1. ¹Department of Medical and Molecular Genetics, King's College London School of Medicine, Guy's Hospital, London, UK
2. ²Department of Pathology, Sapporo Medical University School of Medicine, Chuo-ku, Sapporo, Japan

Correspondence: Professor CG Mathew, Department of Medical and Molecular Genetics, King's College London School of Medicine, 8th Floor Guy's Tower, Guy's Hospital, London SE1 9RT, UK. Tel: +44 207 188 3713; Fax: +44 207 188 2585; E-mail: Christopher.Mathew@Genetics.kcl.ac.uk

Received 31 August 2007; Revised 16 November 2007; Accepted 5 December 2007; Published online 23 January 2008.

Abstract

CARD8 (TUCAN) is implicated in the regulation of apoptosis and inflammation, and is a positional and functional candidate gene for inflammatory bowel disease (IBD). Recent investigations have reported conflicting results of association between a CARD8 nonsynonymous SNP, rs2043211, and IBD. SNP rs2043211 results in an A>T transversion in the CARD8 template strand, which introduces a stop codon polymorphism (Cys10Stop), and genotyping of the Cys10Stop variant revealed that 9% of the control population was homozygous for the 'Stop' allele. The effect of the Stop allele on mRNA and protein expression of the two known isoforms of this gene was investigated.

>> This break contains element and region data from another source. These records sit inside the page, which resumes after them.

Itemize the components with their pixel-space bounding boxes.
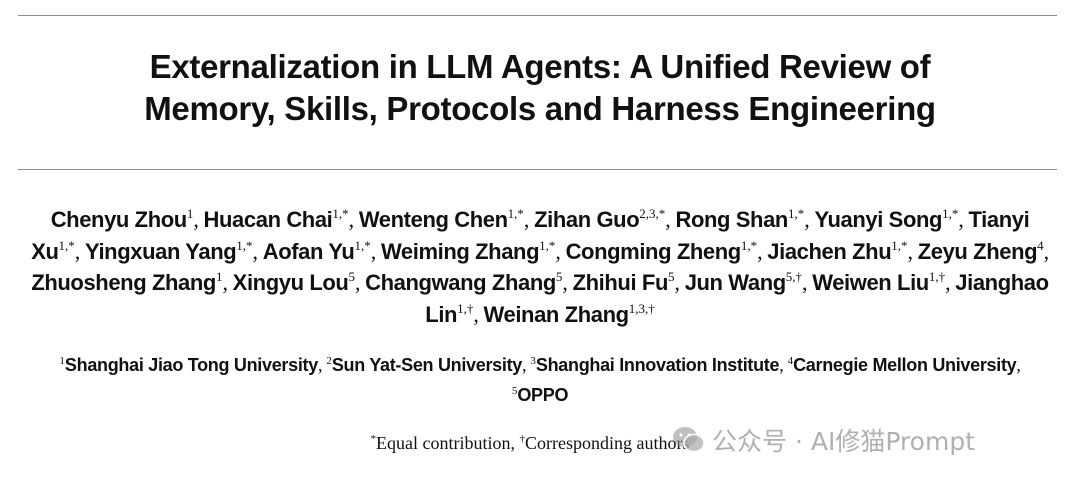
- author-name: Zhihui Fu: [572, 270, 669, 295]
- affiliation-name: Shanghai Jiao Tong University: [64, 355, 318, 375]
- author: Chenyu Zhou1: [51, 207, 194, 232]
- author: Jianghao Lin1,†: [425, 270, 1049, 327]
- author: Jun Wang5,†: [685, 270, 802, 295]
- author-affiliation-mark: 1,*: [507, 206, 524, 221]
- author: Jiachen Zhu1,*: [767, 239, 907, 264]
- bottom-rule: [18, 169, 1057, 170]
- title-line: Externalization in LLM Agents: A Unified…: [149, 48, 931, 85]
- author-affiliation-mark: 1,3,†: [628, 300, 655, 316]
- author-name: Weinan Zhang: [483, 301, 630, 327]
- affiliation: 3Shanghai Innovation Institute: [530, 355, 779, 375]
- author-name: Yingxuan Yang: [84, 238, 237, 264]
- author: Rong Shan1,*: [675, 207, 804, 232]
- author-name: Chenyu Zhou: [50, 207, 188, 232]
- affiliation-name: Sun Yat-Sen University: [331, 355, 522, 375]
- affiliation-name: Shanghai Innovation Institute: [535, 355, 780, 375]
- author: Zihan Guo2,3,*: [534, 207, 665, 232]
- author: Congming Zheng1,*: [566, 239, 758, 264]
- author-affiliation-mark: 1,*: [354, 237, 371, 253]
- author-affiliation-mark: 1,*: [787, 206, 805, 221]
- author-affiliation-mark: 2,3,*: [639, 206, 666, 221]
- author-name: Changwang Zhang: [365, 270, 556, 295]
- wechat-icon: [672, 425, 706, 455]
- author: Yingxuan Yang1,*: [85, 239, 253, 264]
- author-affiliation-mark: 1: [215, 269, 223, 284]
- author-affiliation-mark: 1,*: [58, 237, 75, 253]
- author-affiliation-mark: 1,†: [928, 269, 946, 284]
- author: Weinan Zhang1,3,†: [484, 302, 655, 327]
- affiliation-name: Carnegie Mellon University: [793, 355, 1017, 375]
- affiliation: 5OPPO: [511, 385, 569, 405]
- author: Wenteng Chen1,*: [359, 207, 524, 232]
- title-line: Memory, Skills, Protocols and Harness En…: [144, 90, 936, 127]
- equal-contribution-note: Equal contribution: [376, 433, 511, 453]
- author: Weiming Zhang1,*: [381, 239, 555, 264]
- footnotes: *Equal contribution, †Corresponding auth…: [370, 433, 690, 453]
- author-name: Jiachen Zhu: [767, 238, 892, 264]
- author-affiliation-mark: 5: [348, 269, 355, 284]
- author-name: Yuanyi Song: [814, 207, 943, 232]
- author-affiliation-mark: 1: [186, 206, 194, 221]
- author-name: Zhuosheng Zhang: [31, 270, 216, 295]
- author-affiliation-mark: 1,*: [891, 237, 908, 253]
- author-name: Rong Shan: [675, 207, 788, 232]
- author-name: Weiming Zhang: [380, 238, 540, 264]
- author-affiliation-mark: 1,*: [740, 237, 758, 253]
- affiliation-number: 2: [326, 355, 332, 367]
- author-name: Jun Wang: [684, 270, 786, 295]
- author-list: Chenyu Zhou1, Huacan Chai1,*, Wenteng Ch…: [31, 206, 1049, 327]
- corresponding-note: Corresponding authors: [525, 433, 690, 453]
- affiliation: 2Sun Yat-Sen University: [326, 355, 522, 375]
- author: Changwang Zhang5: [365, 270, 562, 295]
- author-affiliation-mark: 1,*: [332, 206, 349, 221]
- author-affiliation-mark: 5: [667, 269, 675, 284]
- watermark-text: 公众号 · AI修猫Prompt: [712, 427, 976, 456]
- author-affiliation-mark: 1,*: [236, 237, 253, 253]
- corr-mark: †: [519, 433, 526, 445]
- author: Zhihui Fu5: [573, 270, 675, 295]
- author-name: Congming Zheng: [565, 238, 742, 264]
- affiliation: 4Carnegie Mellon University: [788, 355, 1017, 375]
- author-affiliation-mark: 1,*: [942, 206, 959, 221]
- author: Yuanyi Song1,*: [814, 207, 958, 232]
- author-affiliation-mark: 4: [1037, 237, 1044, 253]
- author-affiliation-mark: 5: [555, 269, 563, 284]
- author-name: Wenteng Chen: [358, 207, 508, 232]
- affiliation-number: 4: [787, 355, 794, 367]
- author-name: Zeyu Zheng: [917, 238, 1038, 264]
- author-name: Xingyu Lou: [232, 270, 349, 295]
- affiliation-number: 1: [59, 355, 65, 367]
- affiliation-number: 5: [511, 385, 518, 397]
- author-name: Jianghao Lin: [425, 270, 1049, 327]
- affiliation-name: OPPO: [517, 385, 569, 405]
- author: Zeyu Zheng4: [918, 239, 1044, 264]
- paper-title: Externalization in LLM Agents: A Unified…: [0, 46, 1080, 130]
- affiliation-number: 3: [530, 355, 536, 367]
- author-affiliation-mark: 5,†: [785, 269, 803, 284]
- equal-mark: *: [370, 433, 377, 445]
- author-name: Zihan Guo: [534, 207, 640, 232]
- author: Zhuosheng Zhang1: [31, 270, 222, 295]
- author-name: Tianyi Xu: [31, 207, 1030, 264]
- author: Tianyi Xu1,*: [31, 207, 1029, 264]
- author-name: Aofan Yu: [262, 238, 355, 264]
- author-name: Huacan Chai: [203, 207, 333, 232]
- author: Aofan Yu1,*: [263, 239, 371, 264]
- author: Huacan Chai1,*: [204, 207, 349, 232]
- author: Weiwen Liu1,†: [812, 270, 945, 295]
- author-name: Weiwen Liu: [812, 270, 929, 295]
- affiliation-list: 1Shanghai Jiao Tong University, 2Sun Yat…: [59, 355, 1021, 405]
- author-affiliation-mark: 1,†: [457, 300, 474, 316]
- watermark: 公众号 · AI修猫Prompt: [672, 422, 975, 458]
- author: Xingyu Lou5: [233, 270, 355, 295]
- author-affiliation-mark: 1,*: [539, 237, 556, 253]
- top-rule: [18, 15, 1057, 16]
- affiliation: 1Shanghai Jiao Tong University: [59, 355, 318, 375]
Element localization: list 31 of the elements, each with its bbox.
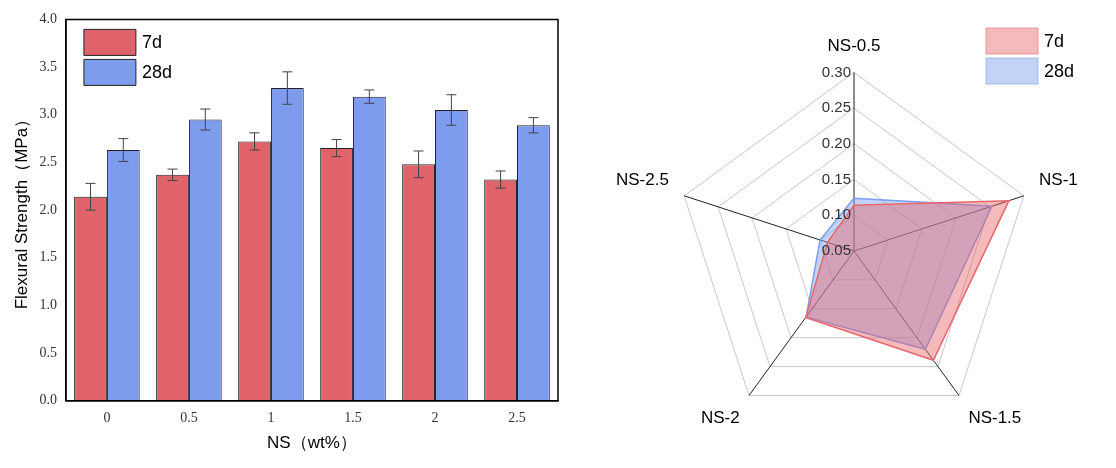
x-tick-label: 1 — [267, 409, 275, 425]
x-tick-label: 2 — [431, 409, 439, 425]
y-tick-label: 0.05 — [821, 241, 851, 259]
x-tick-label: 1.5 — [344, 409, 362, 425]
x-tick-label: 0 — [103, 409, 111, 425]
y-tick-label: 0.15 — [821, 169, 851, 187]
y-tick-label: 2.5 — [39, 154, 57, 170]
y-tick-label: 0.0 — [39, 392, 57, 408]
y-tick-label: 1.0 — [39, 297, 57, 313]
spoke-label: NS-1.5 — [968, 408, 1022, 428]
legend-label: 7d — [141, 32, 162, 53]
x-axis-title: NS（wt%） — [267, 433, 357, 453]
y-tick-label: 3.5 — [39, 58, 57, 74]
legend-label: 28d — [141, 62, 172, 83]
y-tick-label: 0.30 — [821, 62, 851, 80]
y-tick-label: 0.25 — [821, 98, 851, 116]
spoke-label: NS-2 — [700, 408, 740, 428]
y-tick-label: 0.20 — [821, 133, 851, 151]
spoke-label: NS-2.5 — [616, 170, 669, 190]
y-tick-label: 0.5 — [39, 344, 57, 360]
x-tick-label: 2.5 — [508, 409, 526, 425]
y-tick-label: 3.0 — [39, 106, 57, 122]
spoke-label: NS-1 — [1039, 170, 1078, 190]
legend-label: 28d — [1044, 60, 1075, 81]
y-axis-title: Flexural Strength（MPa） — [11, 110, 31, 310]
y-tick-label: 2.0 — [39, 201, 57, 217]
x-tick-label: 0.5 — [180, 409, 198, 425]
y-tick-label: 1.5 — [39, 249, 57, 265]
y-tick-label: 4.0 — [39, 11, 57, 27]
legend-label: 7d — [1044, 30, 1065, 51]
spoke-label: NS-0.5 — [827, 35, 881, 55]
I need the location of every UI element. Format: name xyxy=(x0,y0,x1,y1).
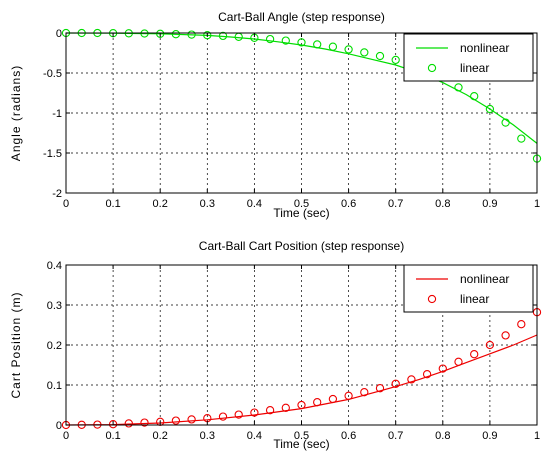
series-linear-point xyxy=(218,31,228,41)
x-tick-label: 0 xyxy=(63,198,69,210)
x-axis-label: Time (sec) xyxy=(273,437,329,451)
series-linear-point xyxy=(438,364,447,373)
x-tick-label: 0.6 xyxy=(341,198,356,210)
series-linear-point xyxy=(344,45,353,54)
series-nonlinear-line xyxy=(65,334,538,426)
series-linear-point xyxy=(218,412,228,421)
legend-box xyxy=(403,33,534,82)
y-tick-label: 0.3 xyxy=(47,300,62,312)
y-tick-label: 0 xyxy=(56,28,62,40)
y-tick-label: 0.1 xyxy=(47,380,62,392)
chart-title: Cart-Ball Angle (step response) xyxy=(218,10,385,24)
x-tick-label: 0.1 xyxy=(105,430,120,442)
series-linear-point xyxy=(422,370,432,379)
chart-cart-position: 0 0.1 0.2 0.3 0.4 0.5 0.6 0.7 0.8 0.9 1 0 0.1 0.2 0.3 0… xyxy=(9,239,542,451)
series-linear-point xyxy=(187,30,196,39)
series-linear-point xyxy=(328,394,338,404)
x-tick-label: 0.7 xyxy=(388,198,403,210)
x-tick-label: 0.2 xyxy=(153,198,168,210)
legend-box xyxy=(403,264,534,313)
series-linear-point xyxy=(313,398,322,407)
x-tick-label: 0.2 xyxy=(153,430,168,442)
series-linear-point xyxy=(171,416,181,425)
chart-angle: 0 0.1 0.2 0.3 0.4 0.5 0.6 0.7 0.8 0.9 1 0 -0.5 -1 -1.5… xyxy=(9,10,542,220)
x-tick-label: 1 xyxy=(534,430,540,442)
series-linear-point xyxy=(140,418,149,427)
y-tick-label: -2 xyxy=(52,188,62,200)
series-linear-point xyxy=(234,410,243,419)
series-linear-point xyxy=(156,29,165,38)
series-linear-point xyxy=(297,400,306,410)
series-linear-point xyxy=(501,118,510,127)
x-tick-label: 1 xyxy=(534,198,540,210)
x-tick-label: 0.1 xyxy=(105,198,120,210)
series-linear-point xyxy=(407,375,416,384)
y-tick-label: -1.5 xyxy=(43,148,62,160)
legend-swatch-linear xyxy=(427,63,437,73)
legend-swatch-linear xyxy=(427,294,437,304)
x-tick-label: 0.5 xyxy=(294,430,309,442)
x-tick-label: 0.9 xyxy=(482,198,497,210)
series-linear-point xyxy=(360,388,369,397)
series-linear-point xyxy=(313,40,322,49)
x-tick-label: 0.4 xyxy=(247,198,262,210)
series-linear-point xyxy=(485,340,495,350)
series-linear-point xyxy=(297,38,306,47)
legend-label-nonlinear: nonlinear xyxy=(460,41,509,55)
series-linear-point xyxy=(108,420,118,429)
chart-title: Cart-Ball Cart Position (step response) xyxy=(199,239,404,253)
x-tick-label: 0.3 xyxy=(200,198,215,210)
series-linear-point xyxy=(265,406,275,415)
legend: nonlinear linear xyxy=(403,33,534,82)
series-linear-point xyxy=(203,31,212,40)
x-tick-label: 0.4 xyxy=(247,430,262,442)
x-tick-label: 0.3 xyxy=(200,430,215,442)
x-tick-label: 0.5 xyxy=(294,198,309,210)
series-linear-point xyxy=(501,331,510,340)
y-tick-label: -0.5 xyxy=(43,68,62,80)
series-linear-point xyxy=(281,403,290,412)
series-linear-point xyxy=(454,357,463,366)
y-tick-label: 0.2 xyxy=(47,340,62,352)
legend-label-nonlinear: nonlinear xyxy=(460,272,509,286)
x-tick-label: 0 xyxy=(63,430,69,442)
series-linear-point xyxy=(391,55,400,65)
series-linear-point xyxy=(171,30,181,39)
x-tick-label: 0.6 xyxy=(341,430,356,442)
x-axis-label: Time (sec) xyxy=(273,206,329,220)
x-tick-label: 0.8 xyxy=(435,198,450,210)
series-linear-point xyxy=(124,419,133,428)
series-linear-point xyxy=(517,320,526,329)
series-linear-point xyxy=(470,92,479,101)
series-linear-point xyxy=(375,384,385,393)
y-axis-label: Angle (radians) xyxy=(9,65,23,161)
series-linear-point xyxy=(187,415,196,424)
legend: nonlinear linear xyxy=(403,264,534,313)
series-linear-point xyxy=(485,104,495,114)
series-linear-point xyxy=(265,34,275,44)
series-linear-point xyxy=(281,36,290,45)
series-linear-point xyxy=(391,379,400,388)
x-tick-label: 0.7 xyxy=(388,430,403,442)
series-linear-point xyxy=(250,408,259,417)
series-linear-point xyxy=(344,391,353,400)
series-linear-point xyxy=(517,134,526,143)
y-tick-label: -1 xyxy=(52,108,62,120)
legend-label-linear: linear xyxy=(460,61,489,75)
y-axis-label: Cart Position (m) xyxy=(9,291,23,398)
legend-label-linear: linear xyxy=(460,292,489,306)
x-tick-label: 0.8 xyxy=(435,430,450,442)
series-linear-point xyxy=(328,42,338,51)
y-tick-label: 0.4 xyxy=(47,260,62,272)
series-linear-point xyxy=(470,350,479,359)
x-tick-label: 0.9 xyxy=(482,430,497,442)
series-linear-point xyxy=(454,83,463,92)
y-tick-label: 0 xyxy=(56,420,62,432)
series-linear-point xyxy=(375,51,385,61)
series-linear-point xyxy=(360,48,369,57)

IBD patients homozygous for the Stop allele showed somewhat reduced expression of CARD8 mRNA, but, contrary to expectation, expressed a 48 kDa protein isoform. A search of the EST database and reverse transcription-PCR analysis revealed a novel coding exon and three novel CARD8 mRNA isoforms that are conserved in primates. The isoforms of CARD8 differ in their N-termini, resulting in diverse predicted molecular weights (47, 48, 51, 54 and 60 kDa) and multiple outcomes for the variant including Cys10Stop, Cys34Stop, Phe52Ile and Phe102Ile; one isoform may arise through transcription and translation initiated downstream of rs2043211 to yield a novel protein isoform of 47 kDa. The multiple isoforms and differing consequences for a predicted stop codon polymorphism underline the importance of detailed analysis of the effects of proposed functional variants on gene expression.